ナザリに捧げると決めた一生を、決意通りにまっとうできたのだ。
自分の娘とも言えるマシャを、守れたのだ。
惜しむらくは娘たちの花嫁姿が見られなかったことと、花婿を殴れなかったことだが、これは仕方がないだろう。どこまで生きても、そんな日は来ないのかも知れないのだし。
「と、マシャに言ってやりたかった」
ギムの呟きは、海に呑まれた。彼を覆い隠すように黒い木ぎれが次々に落ちて、海上に飛沫を作った。さらに水面を油と炎が覆う。ギムの姿が消えた。
「ギムーっ!!」
マシャの叫びも、破壊の轟音にかき消された。届かない幸運の声が、今度ばかりは奇跡を起こさなかった。いや今までが奇跡だったのだ。ギムの、神がかりにも似た舵さばきが、“ピニッツ”を救った。

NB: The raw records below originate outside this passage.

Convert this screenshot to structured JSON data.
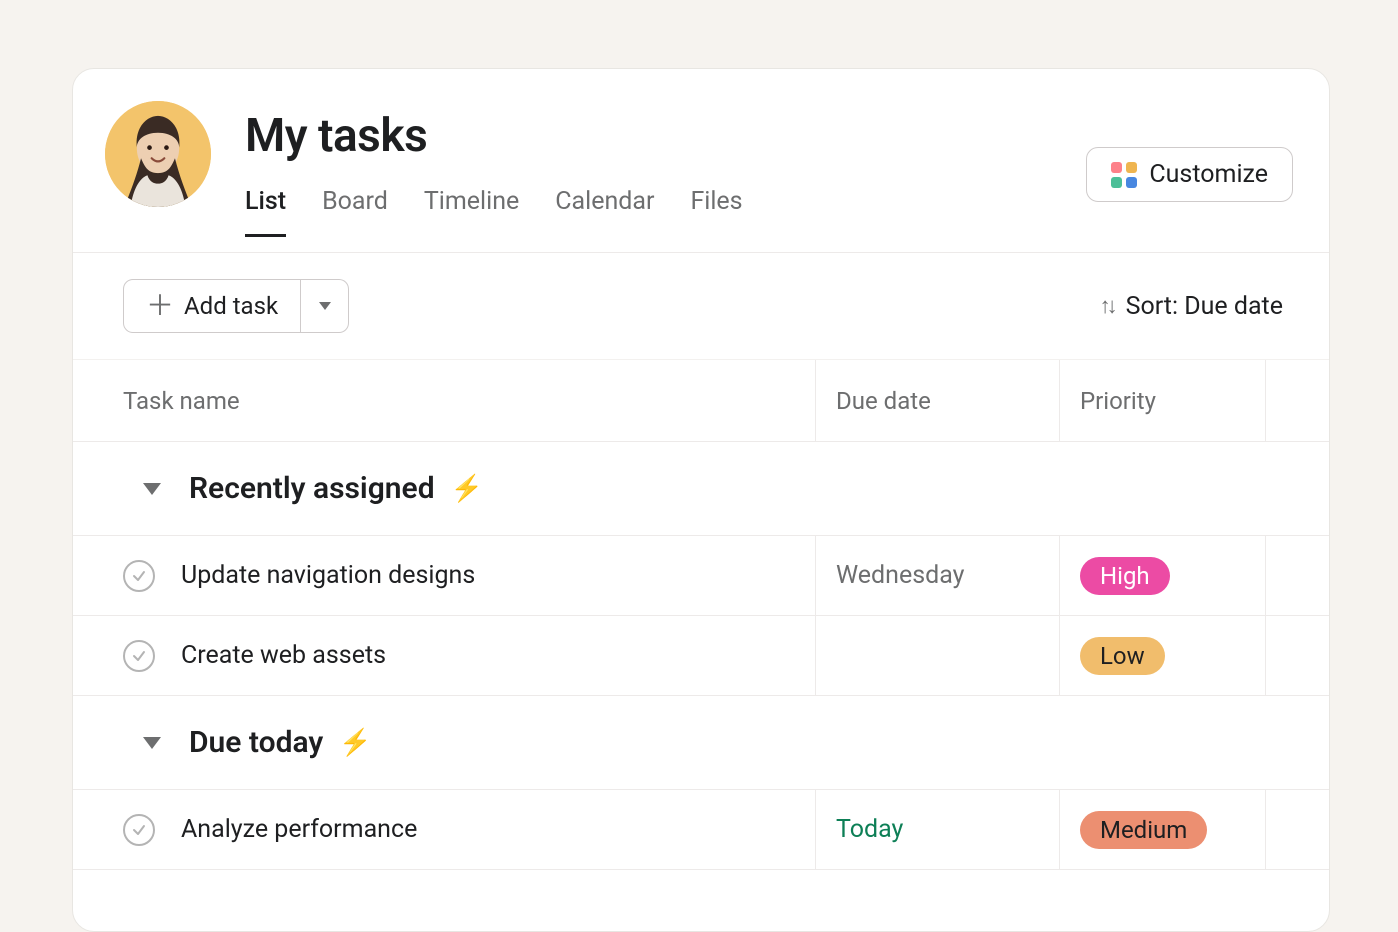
{
  "header": {
    "title": "My tasks",
    "tabs": [
      "List",
      "Board",
      "Timeline",
      "Calendar",
      "Files"
    ],
    "active_tab_index": 0,
    "customize_label": "Customize"
  },
  "toolbar": {
    "add_task_label": "Add task",
    "sort_label": "Sort: Due date"
  },
  "columns": {
    "name": "Task name",
    "due": "Due date",
    "priority": "Priority"
  },
  "sections": [
    {
      "title": "Recently assigned",
      "tasks": [
        {
          "name": "Update navigation designs",
          "due": "Wednesday",
          "due_class": "",
          "priority": "High",
          "priority_class": "pill-high"
        },
        {
          "name": "Create web assets",
          "due": "",
          "due_class": "",
          "priority": "Low",
          "priority_class": "pill-low"
        }
      ]
    },
    {
      "title": "Due today",
      "tasks": [
        {
          "name": "Analyze performance",
          "due": "Today",
          "due_class": "today",
          "priority": "Medium",
          "priority_class": "pill-medium"
        }
      ]
    }
  ]
}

うつむいたままの顔から、幾筋も涙が落ちた。ギムが、ギムがと、うなるような嗚咽を涙と一緒に漏らし続ける。だが彼女の両手は、しっかりと網を掴んでいる。水面に手を伸ばしたりはしなかった。
「マシャ」
即されて、ナザリに支えられて登り始める。マシャは歯を食いしばって顔を上げ、空を見た。

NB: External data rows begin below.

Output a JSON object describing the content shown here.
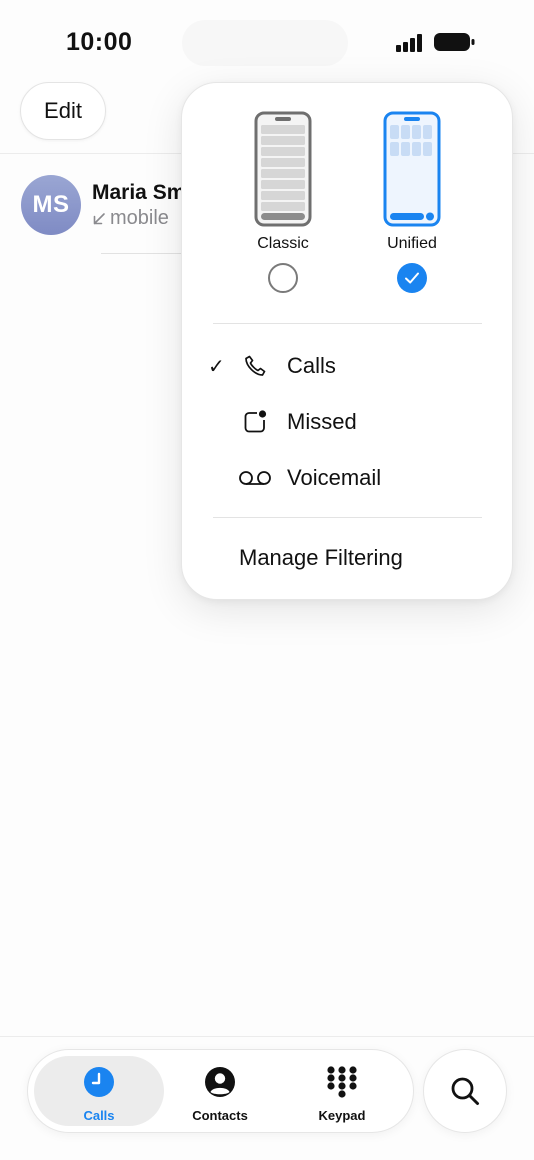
{
  "status_bar": {
    "time": "10:00"
  },
  "header": {
    "edit_label": "Edit"
  },
  "recents": [
    {
      "initials": "MS",
      "name": "Maria Sm",
      "call_type": "mobile"
    }
  ],
  "menu": {
    "layouts": [
      {
        "label": "Classic",
        "selected": false
      },
      {
        "label": "Unified",
        "selected": true
      }
    ],
    "filters": [
      {
        "label": "Calls",
        "checked": true,
        "icon": "phone-icon"
      },
      {
        "label": "Missed",
        "checked": false,
        "icon": "missed-icon"
      },
      {
        "label": "Voicemail",
        "checked": false,
        "icon": "voicemail-icon"
      }
    ],
    "manage_label": "Manage Filtering"
  },
  "tabbar": {
    "tabs": [
      {
        "label": "Calls",
        "icon": "clock-icon",
        "active": true
      },
      {
        "label": "Contacts",
        "icon": "person-icon",
        "active": false
      },
      {
        "label": "Keypad",
        "icon": "keypad-icon",
        "active": false
      }
    ],
    "search_icon": "search-icon"
  },
  "colors": {
    "accent": "#1a84f0",
    "avatar": "#8a96cc"
  }
}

日の昇りきった雲間から、光の筋が降りていた。チカッと、太陽が垣間見えた。ギムの体が海中から救い上げられ、天に登っていく錯覚に囚われた。せっかく止めた涙がまた溢れてくるのを、マシャは顔をしかめて堪えた。
一歩一歩、一つ一つ確実に掴んで登る。
マシャらが登ると同時に網の方も、上から引っぱり上げられている。すでに甲板では接近戦が始まっているだろうに、船員が守ってくれているのだ。懸命に登るマシャを、“ピニッツ”の一人が掴んで引き上げてくれた。続いてナザリも手すりまで登りきり、ひらりと飛び越えて降り立った。
「あ、畜生。一人だけ格好いい」
マシャが涙まみれの顔に笑みを浮かべて、軽口を叩いた。ナザリも応えて、ニヤリと笑う。
「行くぞ皆。救命舟を奪取するんだ」
「え?」
先陣に続こうと勢い込んでいた船員たちが、出鼻をくじかれて呆けた。
「小舟を?」
皆ここで死ぬつもりだったのだ。
“ピニッツ”は総勢100人に満たない。やられた者をさっぴいて6~70人だ。通常は30人でも狭い船内を改造して、詰めに詰め込んだ。それでも敵船の軍勢には、ほど遠い。ネロウェンの戦艦には、下手をすれば1000人は乗れる。ネロウェン船は走力を上げるため、帆だけでなく漕ぎ手も使っている。船底に敷き詰められている漕ぎ手が戦い出したら、ひとたまりもない。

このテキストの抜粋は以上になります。